Article du NY Times – 19 juillet 2020. Traduit par sans-peri.com. Article complet en anglais ici : https://www.nytimes.com/2020/07/19/health/coronavirus-premature-birth.html
Ce printemps, alors que les pays du monde entier disaient aux gens de rester chez eux pour ralentir la propagation du coronavirus, les médecins des unités de soins intensifs néonatals remarquaient quelque chose d’étrange : Les naissances prématurées étaient en baisse, dans certains cas de manière drastique.
Cela a commencé avec des médecins en Irlande et au Danemark. Chaque équipe, ignorant le travail de l’autre, a fait le bilan de sa propre région ou de son propre pays et a constaté que pendant les périodes de confinement, les naissances prématurées – surtout les cas les plus précoces et les plus dangereux – avaient chuté.
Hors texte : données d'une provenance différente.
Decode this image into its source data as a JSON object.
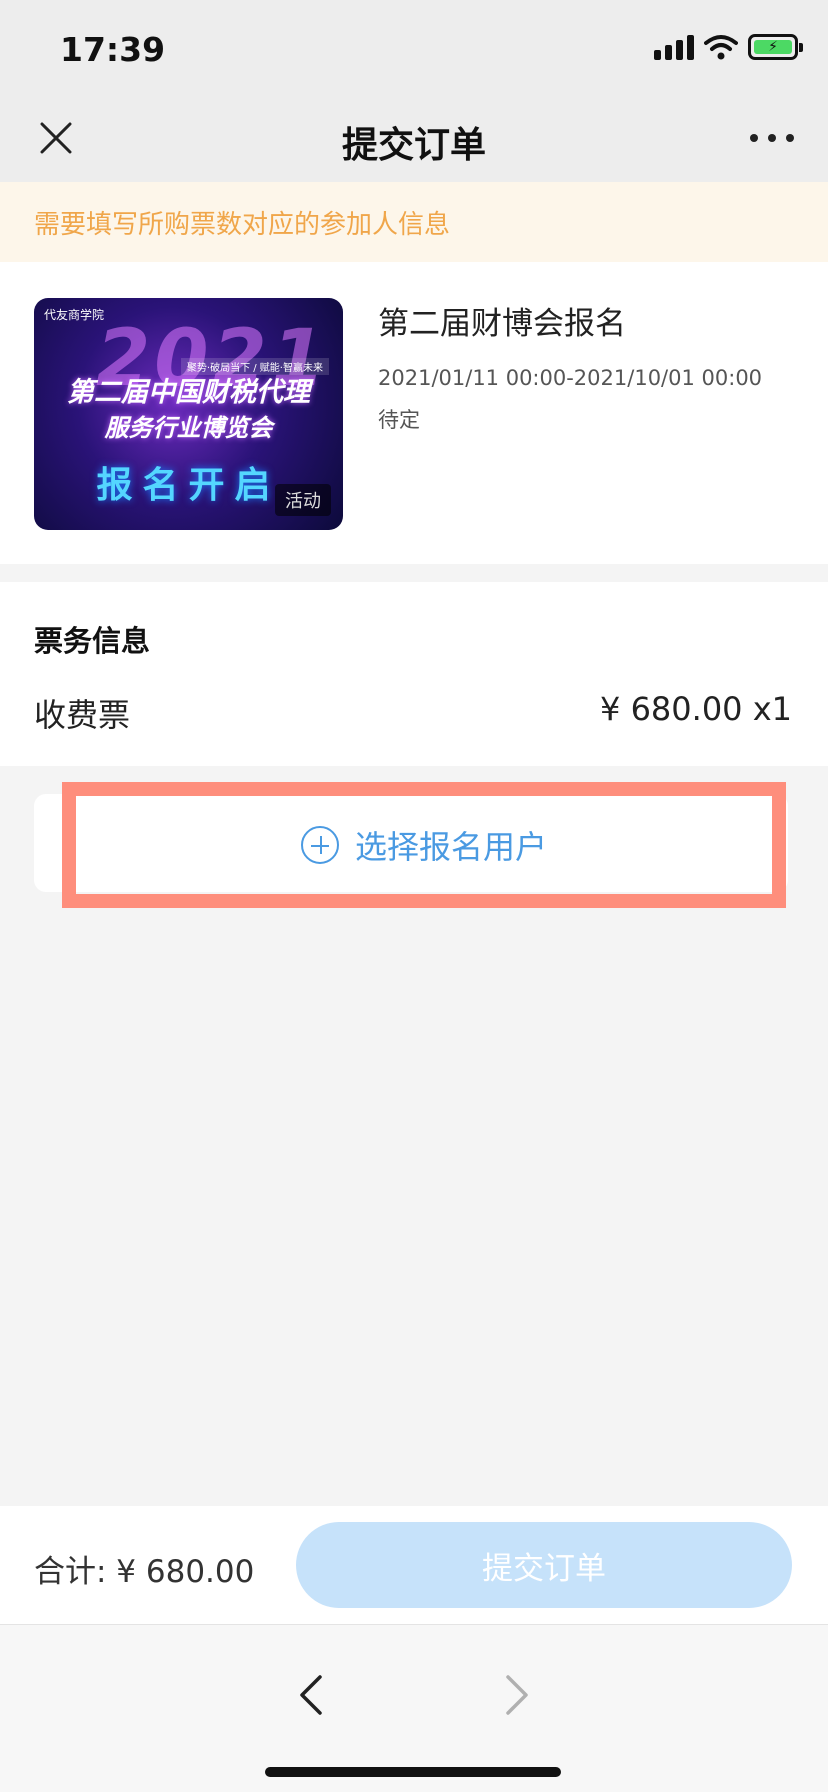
{
  "status_bar": {
    "time": "17:39"
  },
  "nav": {
    "title": "提交订单"
  },
  "notice": {
    "text": "需要填写所购票数对应的参加人信息"
  },
  "event": {
    "poster": {
      "logo_text": "代友商学院",
      "slogan": "聚势·破局当下 / 赋能·智赢未来",
      "year_graphic": "2021",
      "line1": "第二届中国财税代理",
      "line2": "服务行业博览会",
      "line3": "报名开启",
      "tag": "活动"
    },
    "title": "第二届财博会报名",
    "date_range": "2021/01/11 00:00-2021/10/01 00:00",
    "location": "待定"
  },
  "ticket": {
    "heading": "票务信息",
    "name": "收费票",
    "price": "¥ 680.00 x1"
  },
  "select_user": {
    "label": "选择报名用户"
  },
  "footer": {
    "total": "合计: ¥ 680.00",
    "submit_label": "提交订单"
  },
  "colors": {
    "accent": "#4a9ae2",
    "notice_text": "#f0a64a",
    "notice_bg": "#fdf6ea",
    "highlight": "#fe8e7c",
    "submit_disabled": "#c6e2fa"
  }
}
Lorsqu’ils ont partagé leurs conclusions, ils ont entendu des témoignages similaires provenant d’autres pays.
Ils ne savent pas vraiment ce qui a causé la chute des naissances prématurées et peuvent seulement spéculer sur les facteurs liés au confinement qui auraient pu y contribuer. Mais des recherches plus approfondies pourraient aider les médecins, les scientifiques et les futurs parents à comprendre les causes des naissances prématurées et les moyens de les prévenir, qui ont été insaisissables jusqu’à présent. Leurs études ne font pas encore l’objet d’un examen par les pairs et n’ont été publiées que sur des serveurs de préimpression. Dans certains cas, les changements n’ont concerné que quelques bébé prématurés en moins dans l’hôpital. Mais ces réductions sont significatives par rapport à la norme et certains experts en naissance prématurée pensent que la recherche mérite d’être approfondie.
“Ces résultats sont convaincants”, a déclaré le Dr Denise Jamieson, obstétricien à l’école de médecine de l’université Emory à Atlanta.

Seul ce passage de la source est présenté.